Drilling for deep gas both onshore and offshore (defined as below 15,000 feet) has been “infrequent, primarily because historic gas prices have not supported the additional costs of drilling to greater depths,” the report said. “However, the industry just has started to focus on the potential of deep gas…The combination of technological advances, E&P firms making deep gas a core area of concentration, royalty relief and higher prices should make deep gas a key contributor to future U.S. production, particularly post-2005.” Some of the deep-gas plays are yielding 20-30 Bcf per well, it noted.

While the U.S. continues to fight over the route for a gas pipeline from Alaska’s North Slope, Energy Ventures said it believes Canada will push ahead with its smaller pipeline project (1.2 to 1.5 Bcf/d) from the MacKenzie Valley to Boundary Lake, where it could interconnect with Alliance Pipeline, TransCanada Pipeline, Northern Border Pipeline and others.
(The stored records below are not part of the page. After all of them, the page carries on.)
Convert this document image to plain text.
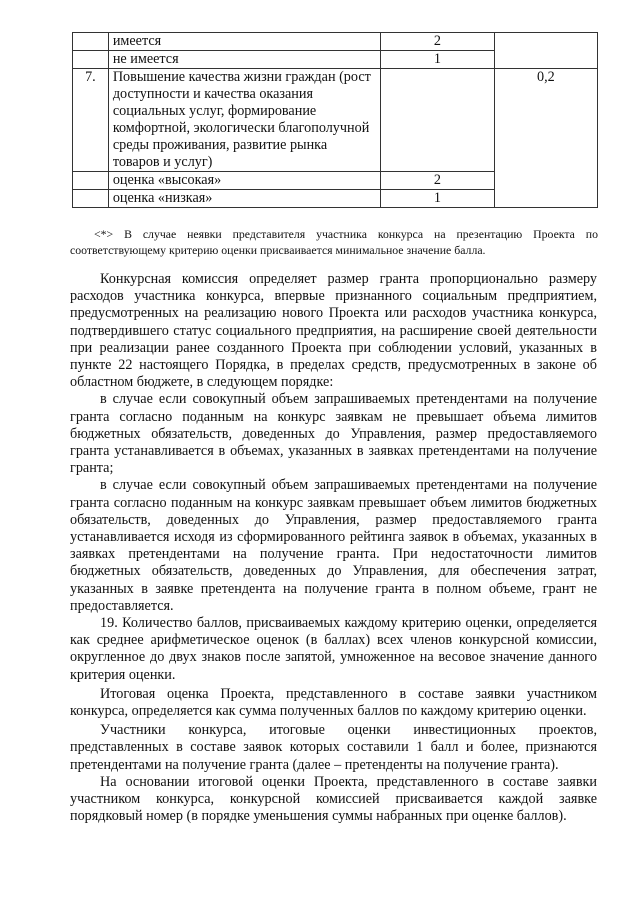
	имеется	2	
	не имеется	1	
7.	Повышение качества жизни граждан (рост доступности и качества оказания социальных услуг, формирование комфортной, экологически благополучной среды проживания, развитие рынка товаров и услуг)		0,2
	оценка «высокая»	2	
	оценка «низкая»	1	

<*> В случае неявки представителя участника конкурса на презентацию Проекта по соответствующему критерию оценки присваивается минимальное значение балла.

Конкурсная комиссия определяет размер гранта пропорционально размеру расходов участника конкурса, впервые признанного социальным предприятием, предусмотренных на реализацию нового Проекта или расходов участника конкурса, подтвердившего статус социального предприятия, на расширение своей деятельности при реализации ранее созданного Проекта при соблюдении условий, указанных в пункте 22 настоящего Порядка, в пределах средств, предусмотренных в законе об областном бюджете, в следующем порядке:

в случае если совокупный объем запрашиваемых претендентами на получение гранта согласно поданным на конкурс заявкам не превышает объема лимитов бюджетных обязательств, доведенных до Управления, размер предоставляемого гранта устанавливается в объемах, указанных в заявках претендентами на получение гранта;

в случае если совокупный объем запрашиваемых претендентами на получение гранта согласно поданным на конкурс заявкам превышает объем лимитов бюджетных обязательств, доведенных до Управления, размер предоставляемого гранта устанавливается исходя из сформированного рейтинга заявок в объемах, указанных в заявках претендентами на получение гранта. При недостаточности лимитов бюджетных обязательств, доведенных до Управления, для обеспечения затрат, указанных в заявке претендента на получение гранта в полном объеме, грант не предоставляется.

19. Количество баллов, присваиваемых каждому критерию оценки, определяется как среднее арифметическое оценок (в баллах) всех членов конкурсной комиссии, округленное до двух знаков после запятой, умноженное на весовое значение данного критерия оценки.

Итоговая оценка Проекта, представленного в составе заявки участником конкурса, определяется как сумма полученных баллов по каждому критерию оценки.

Участники конкурса, итоговые оценки инвестиционных проектов, представленных в составе заявок которых составили 1 балл и более, признаются претендентами на получение гранта (далее – претенденты на получение гранта).

На основании итоговой оценки Проекта, представленного в составе заявки участником конкурса, конкурсной комиссией присваивается каждой заявке порядковый номер (в порядке уменьшения суммы набранных при оценке баллов).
“The Canadians will begin filing and permitting in earnest in 2003 and could have their somewhat smaller pipeline project completed by 2010,” the study noted. But “since the political debate [in the U.S. over] the Alaskan project is still ongoing and it will take seven years to complete the pipeline, it is doubtful that the Alaskan pipeline will be online prior to 2012.”

Turning to Canada’s offshore, Energy Ventures said some observers foresee “offshore eastern Canada as the next mini-North Sea.” While industry has known about the basin offshore Nova Scotia for quite some time, gas production from the region didn’t start until early 2000 with the completion of the Maritimes and Northeast pipeline and delivery of gas from Phase 1 of ExxonMobil’s Sable Island discovery.

So far, “there have been only 178 wells drilled offshore Nova Scotia, of which 106 have been exploratory wells. Even with this limited activity, the industry has achieved 21 significant commercial discoveries to date and this figure should only increase in the future, as industry exploration efforts to date have only evaluated 5% of the potential offshore acreage,” the study noted.

Of the 17 gas-prone discoveries made so far, seven (about 6 Tcf) should be online by 2005, with the remaining 10 (1.5 Tcf) waiting for infrastructure to be further developed, said Energy Ventures. The favorable production levels from offshore Nova Scotia will likely result in the “doubling and tripling” of volumes on the Maritimes and Northeast system over the year couple of years, it noted.

“To the north of Nova Scotia are the offshore properties of Newfoundland (e.g. Grand Banks) and Labrador, where exploration activity is still in its infancy, but initial results are impressive. For example, the 127 wells that have been drilled to date in this area have resulted in 23 significant discoveries, of which 18 are in the Grand Banks area (5 Tcf) and five are in the Labrador region (4 Tcf).”

Although the Newfoundland region tends to be more of an oil province than the gas-prone Nova Scotia area, the associated gas reserves are “significant,” the study said. It noted the first four projects in the Grand Banks area have the potential to produce at least 400 MMcf/d, but it said it doesn’t expect this to occur until after 2010.